Endogenous N-acyl taurines regulate skin wound healing

Significance Healthy human skin quickly repairs itself when wounded. Skin healing is essential for survival, and it depends on a well-ordered sequence of molecular and cellular events that require the cooperation of several growth-promoting proteins released by skin cells or produced in the extracellular matrix. In the present study, we identify a family of lipid-derived molecules that accelerate the closure of self-repairing skin wounds. These endogenous substances promote migration of epidermal keratinocytes and differentiation of dermal fibroblasts by recruiting intracellular signals similar to those engaged by protein growth factors. Understanding this unprecedented mechanism of wound-healing control may guide new therapeutic approaches to the management of chronic wounds in patients with diabetes, bed-ridden elderly people with pressure ulcers, and immunosuppressed recipients of organ transplants. The intracellular serine amidase, fatty acid amide hydrolase (FAAH), degrades a heterogeneous family of lipid-derived bioactive molecules that include amides of long-chain fatty acids with taurine [N-acyl-taurines (NATs)]. The physiological functions of the NATs are unknown.
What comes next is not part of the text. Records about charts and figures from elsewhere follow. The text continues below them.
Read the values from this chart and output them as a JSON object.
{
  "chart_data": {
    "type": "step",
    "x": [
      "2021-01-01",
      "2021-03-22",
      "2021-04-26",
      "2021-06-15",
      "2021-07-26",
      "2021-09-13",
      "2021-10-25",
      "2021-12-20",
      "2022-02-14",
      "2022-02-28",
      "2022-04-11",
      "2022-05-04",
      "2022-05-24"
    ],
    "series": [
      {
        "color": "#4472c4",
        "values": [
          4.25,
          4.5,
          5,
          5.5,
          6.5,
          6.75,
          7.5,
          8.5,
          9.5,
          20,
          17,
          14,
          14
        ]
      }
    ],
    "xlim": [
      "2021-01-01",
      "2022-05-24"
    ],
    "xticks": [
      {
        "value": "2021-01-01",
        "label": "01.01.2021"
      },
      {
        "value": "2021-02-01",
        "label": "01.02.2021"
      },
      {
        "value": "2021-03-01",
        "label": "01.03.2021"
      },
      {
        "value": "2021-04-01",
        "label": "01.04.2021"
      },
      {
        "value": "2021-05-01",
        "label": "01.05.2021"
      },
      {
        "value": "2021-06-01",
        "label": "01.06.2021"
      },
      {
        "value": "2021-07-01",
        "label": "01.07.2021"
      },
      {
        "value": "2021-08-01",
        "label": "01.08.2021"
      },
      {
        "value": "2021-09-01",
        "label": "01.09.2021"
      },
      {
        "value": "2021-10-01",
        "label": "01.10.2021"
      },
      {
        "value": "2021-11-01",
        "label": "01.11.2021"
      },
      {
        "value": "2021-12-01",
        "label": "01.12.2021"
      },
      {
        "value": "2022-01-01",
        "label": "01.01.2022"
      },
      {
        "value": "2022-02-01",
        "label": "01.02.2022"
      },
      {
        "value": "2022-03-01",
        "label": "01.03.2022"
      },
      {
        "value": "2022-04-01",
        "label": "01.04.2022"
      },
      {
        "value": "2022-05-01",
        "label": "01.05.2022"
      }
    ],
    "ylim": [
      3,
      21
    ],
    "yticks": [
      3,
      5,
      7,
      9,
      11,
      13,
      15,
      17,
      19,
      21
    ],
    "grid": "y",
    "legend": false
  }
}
Here we show that genetic or pharmacological disruption of FAAH activity accelerates skin wound healing in mice and stimulates motogenesis of human keratinocytes and differentiation of human fibroblasts in primary cultures. Using untargeted and targeted lipidomics strategies, we identify two long-chain saturated NATs—N-tetracosanoyl-taurine [NAT(24:0)] and N-eicosanoyl-taurine [NAT(20:0)]—as primary substrates for FAAH in mouse skin, and show that the levels of these substances sharply decrease at the margins of a freshly inflicted wound to increase again as healing begins. Additionally, we demonstrate that local administration of synthetic NATs accelerates wound closure in mice and stimulates repair-associated responses in primary cultures of human keratinocytes and fibroblasts, through a mechanism that involves tyrosine phosphorylation of the epidermal growth factor receptor and an increase in intracellular calcium levels, under the permissive control of transient receptor potential vanilloid-1 receptors. The results point to FAAH-regulated NAT signaling as an unprecedented lipid-based mechanism of wound-healing control in mammalian skin, which might be targeted for chronic wound therapy.